I have intermittently been watching Phil and Kirstie's Perfect Christmas programme in an aimless, talking wallpaper sort of a way, not because I am likely to do any of it but more because I like both of them and love the enthusiasm with which Kirstie embraces homemade things and the whole idea of making an effort rather than waving a credit card. It did however occur to me last night that this Christmas thing was not theoretical but really was going to happen and in fact is approaching at a rate of knots. Somehow in the last couple of months of hospital visiting and the last week or so of preparation for my FIL (now safely installed just before the snow came) I have not been making home crafted Christmas presents and individual paper snowflake decorations. So I thought I had better take my head out of the sand and do a quick stock take on where we are for Christmas.
Let's start with the most important thing in our house: food.
The Christmas cake is made, made in early November as a therapeutic exercise one long day. It hasn't been fed as often as usual with brandy but it should still be a good one. There is still the marzipan to be made and the icing to do. I used to think that I didn't like marzipan but I discover that I love home made marzipan with its tang of lemon and making marzipan is really easy to do. So that needs to go on the list.
I haven't made a Christmas pudding this year, for the first time in ages, so that is another thing to buy.

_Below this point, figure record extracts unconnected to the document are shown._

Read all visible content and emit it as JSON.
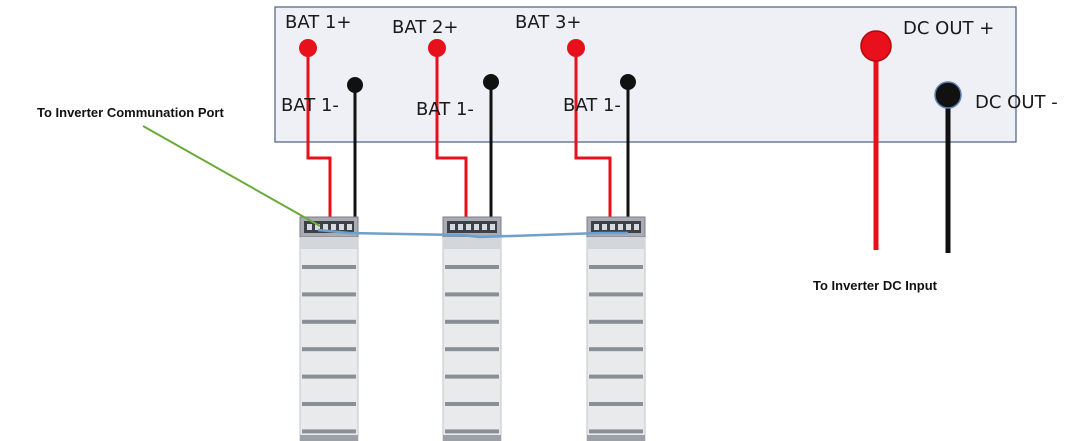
{
  "busbar_box": {
    "bat_pos_labels": [
      "BAT 1+",
      "BAT 2+",
      "BAT 3+"
    ],
    "bat_neg_labels": [
      "BAT 1-",
      "BAT 1-",
      "BAT 1-"
    ],
    "dc_out_pos_label": "DC OUT +",
    "dc_out_neg_label": "DC OUT -"
  },
  "annotations": {
    "comm_port": "To Inverter Communation Port",
    "dc_input": "To Inverter DC Input"
  },
  "colors": {
    "positive_wire": "#e8101a",
    "negative_wire": "#111111",
    "comm_link": "#6f9fca",
    "comm_pointer": "#6aaa3a",
    "box_fill": "#eef0f5",
    "box_stroke": "#4a5f80",
    "battery_body": "#e9eaec",
    "battery_slot": "#8a8f96"
  },
  "battery_count": 3,
  "module_slots_per_battery": 7
}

The turkey is sorted. My friend who first helped me when I started keeping hens always raises a few turkeys for Christmas. Usually they are all spoken for by October but this year, joy of joys, there is one with my name on it. You couldn't get a better provenance. I know these turkeys have been lovingly raised, have roamed free range amongst her fruit trees and have been fed organically. I even know that there were a real pain to put away at night. Instead of trooping off into their house at night the way hens do, the turkeys were keen to roost in a tree or at a pich in a row across the top of the house and every night, with much muttering of "Get in there, you stupid things. Have you never heard of foxes?", had to be herded into their house. I suspect this turkey might be bigger than we would normally buy but I couldn't turn down the chance. What do you think you would pay for a bird with that provenance in London?
My order for other meat is all sorted too, left on the counter at our local butcher yesterday. So that will produce the sausagemeat for stuffing, the pigs in blankets, a leg of lamb for Christmas Eve and some local cheeses. By Monday I need to order the vegetables that we have not produced ourselves from the village shop.
Presents: most of it done on the internet. There is one parcel which has not yet arrived. I hate this: check the website, supposedly dispatched, not here, sitting somewhere in warehouse I suppose. At what point do I give up and go out and buy all over again? Wrapping too is one of my least favourite things, partly because I am not good at it. This year I am trying a new approach of wrapping a few at a time. Normally I leave all the wrapping to Christmas Eve and spend a couple of hours, glass in hand, producing more and more randomly shaped dog's breakfasts. I have very mixed feelings about beautifully wrapped parcels. Part of me admires the time and thought which has gone into a fabulous parcel as well as the beauty of the result. The other part of me can't quite be bothered with something so ephemeral that will be torn off and in the bin in minutes! It's also hard to be green about wrapping without reusing last year's crumpled stuff and looking like a miser.
The house remains resolutely undecorated. That is not something with its roots in what has been happening this year. We are not big on decorating the house and don't usually bring the tree in until Christmas Eve. This year we have a tiny Christmas tree which is growing in our field which will be put in a pot and will take its place by the fire for a few days before going back out again. I am really pleased about this. I love a real tree but I hate the waste of all those trees being chopped down and going outside again, brown and needleless, before going off to the tip. This way, tiny though it will be, it will a living tree which will carry on living, all being well! On Christmas Eve I will also bring in some holly and ivy to hang above the pictures and mirrors, and that will be that. There are candles. There is wine. There will be visits from children and from older grandson on Boxing Day. FIL needs quite a bit of help but is settling in, finding his way around, both literally and figuratively finding his feet and looking forward to seeing his grandchildren and great grandchildren.
Yes, I think we can say we are almost ready for Christmas.